Non si sa ancora cosa sia, per questo si parla di “oggetto”, e per la precisione di “oggetto infuocato”; che nella notte del 9 novembre sarebbe caduto nella Val Ferret, nel massiccio del Monte Bianco. L’oggetto in questione potrebbe essere una mongolfiera oppure un pallone sonda, di quelli impiegati in ambito meteorologico e in grado di volare anche per alcuni giorni. In entrambi i casi, spiega Nello Charbonnier, esperto nel settore aeronautico, le alternative sono improbabili: se l’oggetto misterioso fosse stato una mongolfiera, allora ogni ora sarebbe stata fornita via radio all’ente preposto la propria posizione. Secondo il sistema italiano, se dopo un’ora non si hanno notizie della mongolfiera in volo, scattano automaticamente le ricerche. Riguardo la possibilità del pallone sonda, Charbonner ha spiegato che potrebbe trattarsi di un pallone riempito a idrogeno, gas infiammabile, al contrario dell’elio più comunemente usato. Anche in questo caso si parla però di ipotesi improbabile in quanto nella zona non ci sono tralicci di luce che abbiano potuto scatenare la combustione e non sono stati neppure segnalati fulmini nelle ore dell’avvistamento.
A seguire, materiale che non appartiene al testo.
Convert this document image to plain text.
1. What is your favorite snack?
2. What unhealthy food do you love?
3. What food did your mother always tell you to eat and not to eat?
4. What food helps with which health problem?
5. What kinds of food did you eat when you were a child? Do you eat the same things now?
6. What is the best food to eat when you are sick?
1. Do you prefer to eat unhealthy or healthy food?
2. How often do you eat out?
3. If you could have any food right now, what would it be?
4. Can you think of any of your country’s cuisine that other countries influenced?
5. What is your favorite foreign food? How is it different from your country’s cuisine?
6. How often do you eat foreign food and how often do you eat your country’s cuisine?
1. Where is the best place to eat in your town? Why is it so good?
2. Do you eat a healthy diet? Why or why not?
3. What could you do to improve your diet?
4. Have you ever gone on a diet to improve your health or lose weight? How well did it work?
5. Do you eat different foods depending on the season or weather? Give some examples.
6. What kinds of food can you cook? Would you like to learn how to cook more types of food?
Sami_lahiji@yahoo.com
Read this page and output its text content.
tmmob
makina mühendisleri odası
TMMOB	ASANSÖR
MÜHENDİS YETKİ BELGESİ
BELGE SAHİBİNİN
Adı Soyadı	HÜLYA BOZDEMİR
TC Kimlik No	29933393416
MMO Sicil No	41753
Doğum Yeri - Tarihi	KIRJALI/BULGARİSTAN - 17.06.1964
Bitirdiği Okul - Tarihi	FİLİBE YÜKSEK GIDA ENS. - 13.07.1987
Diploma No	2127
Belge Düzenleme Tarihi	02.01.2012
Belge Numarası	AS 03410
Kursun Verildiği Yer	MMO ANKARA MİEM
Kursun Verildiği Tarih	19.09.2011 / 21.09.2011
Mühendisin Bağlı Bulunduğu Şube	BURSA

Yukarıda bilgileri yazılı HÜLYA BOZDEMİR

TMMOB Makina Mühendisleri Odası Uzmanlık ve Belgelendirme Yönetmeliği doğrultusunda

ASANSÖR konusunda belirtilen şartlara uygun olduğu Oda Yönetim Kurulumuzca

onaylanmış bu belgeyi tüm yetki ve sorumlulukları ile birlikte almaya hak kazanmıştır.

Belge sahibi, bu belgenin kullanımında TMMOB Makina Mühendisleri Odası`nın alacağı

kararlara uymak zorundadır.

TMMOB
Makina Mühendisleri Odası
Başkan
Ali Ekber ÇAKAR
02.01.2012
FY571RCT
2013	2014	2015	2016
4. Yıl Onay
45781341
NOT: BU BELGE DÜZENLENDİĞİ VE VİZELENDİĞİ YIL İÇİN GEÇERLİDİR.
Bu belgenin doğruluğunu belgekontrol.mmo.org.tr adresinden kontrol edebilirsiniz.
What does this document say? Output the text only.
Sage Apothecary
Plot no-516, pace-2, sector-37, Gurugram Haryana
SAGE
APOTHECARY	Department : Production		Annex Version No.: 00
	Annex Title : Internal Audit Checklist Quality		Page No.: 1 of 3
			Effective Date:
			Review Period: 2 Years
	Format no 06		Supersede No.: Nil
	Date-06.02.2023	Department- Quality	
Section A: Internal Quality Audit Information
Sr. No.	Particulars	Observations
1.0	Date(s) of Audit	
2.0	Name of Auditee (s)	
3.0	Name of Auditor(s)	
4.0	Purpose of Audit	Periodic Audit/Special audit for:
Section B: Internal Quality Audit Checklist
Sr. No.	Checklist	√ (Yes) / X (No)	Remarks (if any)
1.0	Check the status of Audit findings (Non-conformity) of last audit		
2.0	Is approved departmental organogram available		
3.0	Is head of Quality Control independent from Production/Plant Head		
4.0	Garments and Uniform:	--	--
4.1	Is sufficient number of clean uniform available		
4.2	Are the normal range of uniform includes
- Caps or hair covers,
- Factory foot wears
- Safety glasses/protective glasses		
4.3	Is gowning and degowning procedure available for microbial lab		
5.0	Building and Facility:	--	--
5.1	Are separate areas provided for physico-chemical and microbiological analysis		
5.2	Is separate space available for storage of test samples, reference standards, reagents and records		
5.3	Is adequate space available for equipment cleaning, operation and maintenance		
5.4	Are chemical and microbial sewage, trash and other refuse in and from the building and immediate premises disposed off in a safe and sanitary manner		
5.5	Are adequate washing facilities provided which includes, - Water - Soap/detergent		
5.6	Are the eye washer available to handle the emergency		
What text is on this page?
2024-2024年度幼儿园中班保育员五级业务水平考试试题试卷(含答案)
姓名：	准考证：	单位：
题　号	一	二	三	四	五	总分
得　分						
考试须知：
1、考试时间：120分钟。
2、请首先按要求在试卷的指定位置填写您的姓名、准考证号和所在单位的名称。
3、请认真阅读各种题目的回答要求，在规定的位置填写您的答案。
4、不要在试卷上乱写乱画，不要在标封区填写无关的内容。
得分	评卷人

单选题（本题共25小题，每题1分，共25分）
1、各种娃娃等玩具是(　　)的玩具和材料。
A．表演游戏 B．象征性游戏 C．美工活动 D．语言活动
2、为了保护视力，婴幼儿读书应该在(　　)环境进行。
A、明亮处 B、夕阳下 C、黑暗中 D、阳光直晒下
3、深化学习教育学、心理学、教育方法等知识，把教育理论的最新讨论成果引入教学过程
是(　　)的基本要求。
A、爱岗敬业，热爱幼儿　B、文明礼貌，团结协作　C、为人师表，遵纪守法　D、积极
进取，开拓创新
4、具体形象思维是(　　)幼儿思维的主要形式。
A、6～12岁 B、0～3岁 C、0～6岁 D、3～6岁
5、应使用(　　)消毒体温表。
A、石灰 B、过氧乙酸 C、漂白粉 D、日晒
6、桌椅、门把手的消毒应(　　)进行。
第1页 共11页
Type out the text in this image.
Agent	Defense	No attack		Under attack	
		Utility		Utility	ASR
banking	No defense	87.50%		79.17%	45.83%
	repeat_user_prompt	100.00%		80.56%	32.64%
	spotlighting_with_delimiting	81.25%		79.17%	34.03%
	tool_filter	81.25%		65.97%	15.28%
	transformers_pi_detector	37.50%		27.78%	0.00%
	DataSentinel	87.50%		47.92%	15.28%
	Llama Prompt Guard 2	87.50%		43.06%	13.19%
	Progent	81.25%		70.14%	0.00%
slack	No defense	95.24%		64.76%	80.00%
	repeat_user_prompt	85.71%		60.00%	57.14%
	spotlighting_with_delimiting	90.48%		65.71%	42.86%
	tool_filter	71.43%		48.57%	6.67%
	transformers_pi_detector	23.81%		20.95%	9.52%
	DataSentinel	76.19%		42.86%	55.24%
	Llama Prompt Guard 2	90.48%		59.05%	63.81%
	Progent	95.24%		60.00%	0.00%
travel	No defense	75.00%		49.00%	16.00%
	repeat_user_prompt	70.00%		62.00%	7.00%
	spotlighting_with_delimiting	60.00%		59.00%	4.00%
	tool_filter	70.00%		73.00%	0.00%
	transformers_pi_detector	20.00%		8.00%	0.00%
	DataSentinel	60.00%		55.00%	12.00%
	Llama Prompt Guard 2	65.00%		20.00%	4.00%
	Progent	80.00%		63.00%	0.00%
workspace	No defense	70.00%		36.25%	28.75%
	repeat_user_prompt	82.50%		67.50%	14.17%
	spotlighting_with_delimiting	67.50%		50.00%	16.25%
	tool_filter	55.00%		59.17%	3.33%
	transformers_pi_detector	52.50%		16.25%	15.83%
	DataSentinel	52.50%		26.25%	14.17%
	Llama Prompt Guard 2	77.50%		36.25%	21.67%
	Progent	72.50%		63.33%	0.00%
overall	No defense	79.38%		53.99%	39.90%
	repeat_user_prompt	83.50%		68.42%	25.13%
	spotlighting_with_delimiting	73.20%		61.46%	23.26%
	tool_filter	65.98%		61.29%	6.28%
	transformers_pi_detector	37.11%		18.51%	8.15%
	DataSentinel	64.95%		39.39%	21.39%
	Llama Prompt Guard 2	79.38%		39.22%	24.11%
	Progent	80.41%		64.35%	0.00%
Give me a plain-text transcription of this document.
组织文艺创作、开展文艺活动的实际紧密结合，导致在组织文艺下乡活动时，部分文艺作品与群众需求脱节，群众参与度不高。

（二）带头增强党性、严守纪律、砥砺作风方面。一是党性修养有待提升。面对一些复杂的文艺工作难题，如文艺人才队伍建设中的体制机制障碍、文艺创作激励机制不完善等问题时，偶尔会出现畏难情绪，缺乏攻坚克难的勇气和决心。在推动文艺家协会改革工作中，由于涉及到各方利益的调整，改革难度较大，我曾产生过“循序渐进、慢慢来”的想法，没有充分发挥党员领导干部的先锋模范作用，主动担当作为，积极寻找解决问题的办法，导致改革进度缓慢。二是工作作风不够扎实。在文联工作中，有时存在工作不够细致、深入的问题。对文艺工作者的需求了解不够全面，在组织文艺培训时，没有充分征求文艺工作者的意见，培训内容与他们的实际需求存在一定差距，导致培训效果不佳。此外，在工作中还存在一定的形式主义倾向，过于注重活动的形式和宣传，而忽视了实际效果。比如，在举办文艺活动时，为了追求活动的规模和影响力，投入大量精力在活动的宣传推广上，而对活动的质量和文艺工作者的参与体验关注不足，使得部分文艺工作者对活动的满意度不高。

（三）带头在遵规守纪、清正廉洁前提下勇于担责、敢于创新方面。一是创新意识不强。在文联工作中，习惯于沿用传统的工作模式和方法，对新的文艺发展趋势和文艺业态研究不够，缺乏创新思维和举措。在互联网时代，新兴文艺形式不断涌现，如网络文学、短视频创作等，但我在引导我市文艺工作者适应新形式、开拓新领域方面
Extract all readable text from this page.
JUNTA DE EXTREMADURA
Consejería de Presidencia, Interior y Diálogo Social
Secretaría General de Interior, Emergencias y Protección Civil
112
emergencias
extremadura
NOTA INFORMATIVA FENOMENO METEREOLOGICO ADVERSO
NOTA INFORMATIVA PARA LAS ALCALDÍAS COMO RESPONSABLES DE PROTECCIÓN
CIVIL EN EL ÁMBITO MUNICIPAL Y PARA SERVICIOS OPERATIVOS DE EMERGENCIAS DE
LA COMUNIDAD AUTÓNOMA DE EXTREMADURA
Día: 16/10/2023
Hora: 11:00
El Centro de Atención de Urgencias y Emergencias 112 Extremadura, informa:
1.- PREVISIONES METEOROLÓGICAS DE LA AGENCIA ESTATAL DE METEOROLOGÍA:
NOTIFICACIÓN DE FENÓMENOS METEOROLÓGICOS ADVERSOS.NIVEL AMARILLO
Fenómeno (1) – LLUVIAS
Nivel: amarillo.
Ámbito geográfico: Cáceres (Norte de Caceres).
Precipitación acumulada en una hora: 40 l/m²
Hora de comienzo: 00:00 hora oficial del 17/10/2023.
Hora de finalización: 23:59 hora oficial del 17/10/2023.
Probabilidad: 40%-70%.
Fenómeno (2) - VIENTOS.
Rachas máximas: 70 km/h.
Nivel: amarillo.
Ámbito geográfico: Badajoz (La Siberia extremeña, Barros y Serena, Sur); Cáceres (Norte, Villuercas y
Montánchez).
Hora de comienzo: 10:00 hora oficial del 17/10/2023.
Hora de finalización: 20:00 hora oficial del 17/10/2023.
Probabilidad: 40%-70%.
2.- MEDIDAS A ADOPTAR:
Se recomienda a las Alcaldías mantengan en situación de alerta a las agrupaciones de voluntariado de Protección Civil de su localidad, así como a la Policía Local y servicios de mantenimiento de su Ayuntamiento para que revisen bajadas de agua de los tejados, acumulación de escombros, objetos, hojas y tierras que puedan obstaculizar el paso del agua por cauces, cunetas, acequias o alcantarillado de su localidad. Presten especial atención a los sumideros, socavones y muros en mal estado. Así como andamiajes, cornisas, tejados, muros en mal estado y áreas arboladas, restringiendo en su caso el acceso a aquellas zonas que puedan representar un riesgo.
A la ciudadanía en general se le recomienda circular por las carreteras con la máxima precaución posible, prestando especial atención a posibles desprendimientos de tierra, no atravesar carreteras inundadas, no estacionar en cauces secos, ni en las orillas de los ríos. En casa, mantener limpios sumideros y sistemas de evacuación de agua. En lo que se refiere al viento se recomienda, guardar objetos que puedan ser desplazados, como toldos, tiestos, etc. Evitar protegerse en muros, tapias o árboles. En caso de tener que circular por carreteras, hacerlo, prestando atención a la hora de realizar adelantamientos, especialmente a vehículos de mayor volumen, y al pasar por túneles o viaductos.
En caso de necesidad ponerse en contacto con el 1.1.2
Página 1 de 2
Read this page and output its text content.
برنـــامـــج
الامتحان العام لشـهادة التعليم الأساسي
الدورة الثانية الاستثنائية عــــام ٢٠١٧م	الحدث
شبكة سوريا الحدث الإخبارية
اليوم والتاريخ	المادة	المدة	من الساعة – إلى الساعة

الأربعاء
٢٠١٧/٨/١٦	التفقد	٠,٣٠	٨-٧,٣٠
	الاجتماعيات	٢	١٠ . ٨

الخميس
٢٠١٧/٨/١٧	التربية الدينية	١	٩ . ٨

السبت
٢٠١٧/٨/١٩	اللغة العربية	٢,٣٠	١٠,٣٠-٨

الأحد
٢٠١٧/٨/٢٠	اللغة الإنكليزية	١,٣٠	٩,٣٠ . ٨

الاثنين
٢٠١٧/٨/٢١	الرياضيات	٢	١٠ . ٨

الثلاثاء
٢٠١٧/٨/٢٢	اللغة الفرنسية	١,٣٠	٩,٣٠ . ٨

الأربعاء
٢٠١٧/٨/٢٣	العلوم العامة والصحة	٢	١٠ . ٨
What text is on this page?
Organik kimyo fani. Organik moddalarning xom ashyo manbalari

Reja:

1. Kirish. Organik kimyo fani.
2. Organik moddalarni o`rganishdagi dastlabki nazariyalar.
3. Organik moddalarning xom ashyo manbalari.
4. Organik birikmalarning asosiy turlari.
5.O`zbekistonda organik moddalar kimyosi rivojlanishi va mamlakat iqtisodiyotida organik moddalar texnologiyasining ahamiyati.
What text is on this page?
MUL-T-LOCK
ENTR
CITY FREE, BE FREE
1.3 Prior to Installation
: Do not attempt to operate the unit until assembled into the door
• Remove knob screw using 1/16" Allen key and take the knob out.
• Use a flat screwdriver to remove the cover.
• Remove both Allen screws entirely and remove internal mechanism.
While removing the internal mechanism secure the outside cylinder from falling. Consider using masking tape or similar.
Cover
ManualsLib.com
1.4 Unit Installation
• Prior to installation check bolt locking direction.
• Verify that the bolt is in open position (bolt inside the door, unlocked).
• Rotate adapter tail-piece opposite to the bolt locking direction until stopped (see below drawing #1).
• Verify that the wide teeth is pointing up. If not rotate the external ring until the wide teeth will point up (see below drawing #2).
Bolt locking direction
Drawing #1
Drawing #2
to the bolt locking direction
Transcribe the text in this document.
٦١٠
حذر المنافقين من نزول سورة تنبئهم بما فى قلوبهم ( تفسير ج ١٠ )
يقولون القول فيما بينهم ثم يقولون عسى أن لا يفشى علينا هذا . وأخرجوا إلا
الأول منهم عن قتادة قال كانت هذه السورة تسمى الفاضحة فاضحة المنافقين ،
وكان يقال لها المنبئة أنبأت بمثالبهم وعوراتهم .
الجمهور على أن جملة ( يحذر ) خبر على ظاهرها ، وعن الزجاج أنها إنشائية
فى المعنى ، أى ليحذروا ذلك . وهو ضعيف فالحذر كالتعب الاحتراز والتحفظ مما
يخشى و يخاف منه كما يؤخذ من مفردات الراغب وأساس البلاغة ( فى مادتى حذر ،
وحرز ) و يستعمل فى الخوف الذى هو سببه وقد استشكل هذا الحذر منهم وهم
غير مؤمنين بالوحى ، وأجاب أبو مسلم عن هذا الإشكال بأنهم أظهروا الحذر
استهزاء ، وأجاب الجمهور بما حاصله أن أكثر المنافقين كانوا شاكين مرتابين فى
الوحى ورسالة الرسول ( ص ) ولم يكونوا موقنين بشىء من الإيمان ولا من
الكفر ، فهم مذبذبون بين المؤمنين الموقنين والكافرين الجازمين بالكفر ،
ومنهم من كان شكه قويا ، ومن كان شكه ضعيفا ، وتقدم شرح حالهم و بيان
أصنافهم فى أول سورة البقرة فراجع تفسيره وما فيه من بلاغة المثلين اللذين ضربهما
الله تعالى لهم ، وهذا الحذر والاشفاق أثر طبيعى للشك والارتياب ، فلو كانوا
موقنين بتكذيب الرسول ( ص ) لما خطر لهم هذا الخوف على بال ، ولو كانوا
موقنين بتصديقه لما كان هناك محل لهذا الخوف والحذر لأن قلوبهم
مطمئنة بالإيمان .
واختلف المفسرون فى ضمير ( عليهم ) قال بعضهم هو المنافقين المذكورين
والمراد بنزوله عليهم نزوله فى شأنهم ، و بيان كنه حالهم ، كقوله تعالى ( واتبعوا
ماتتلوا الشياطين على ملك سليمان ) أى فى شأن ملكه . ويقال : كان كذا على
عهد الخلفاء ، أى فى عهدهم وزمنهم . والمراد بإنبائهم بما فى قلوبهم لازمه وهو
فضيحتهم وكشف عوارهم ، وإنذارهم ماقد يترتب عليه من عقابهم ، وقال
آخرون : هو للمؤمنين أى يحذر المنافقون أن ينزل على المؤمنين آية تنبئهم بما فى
Al momento sono in corso le ricerche da parte del Soccorso alpino valdostano e della Guardia di finanza di Entrèves. La Guardia di finanza ha riferito che non c’è stato alcun decollo di aerostati dagli aeroporti del circondario e che, anche trattandosi di un volo non autorizzato, l’equipaggio a terra avrebbe comunque segnalato l’aerostato disperso. Ultima ipotesi, la più accreditata del momento, è quella seconda la quale l’oggetto infiammato sarebbe una stella cadente, avvistata in un momento diverso rispetto allo sciame previsto in questi giorni. La pioggia di stelle, chiamata “Tauridi”, anticiperebbe quella delle Leonidi ed era prevista tra il 5 e il 13 novembre, con una punta proprio fra il 10 e il 12.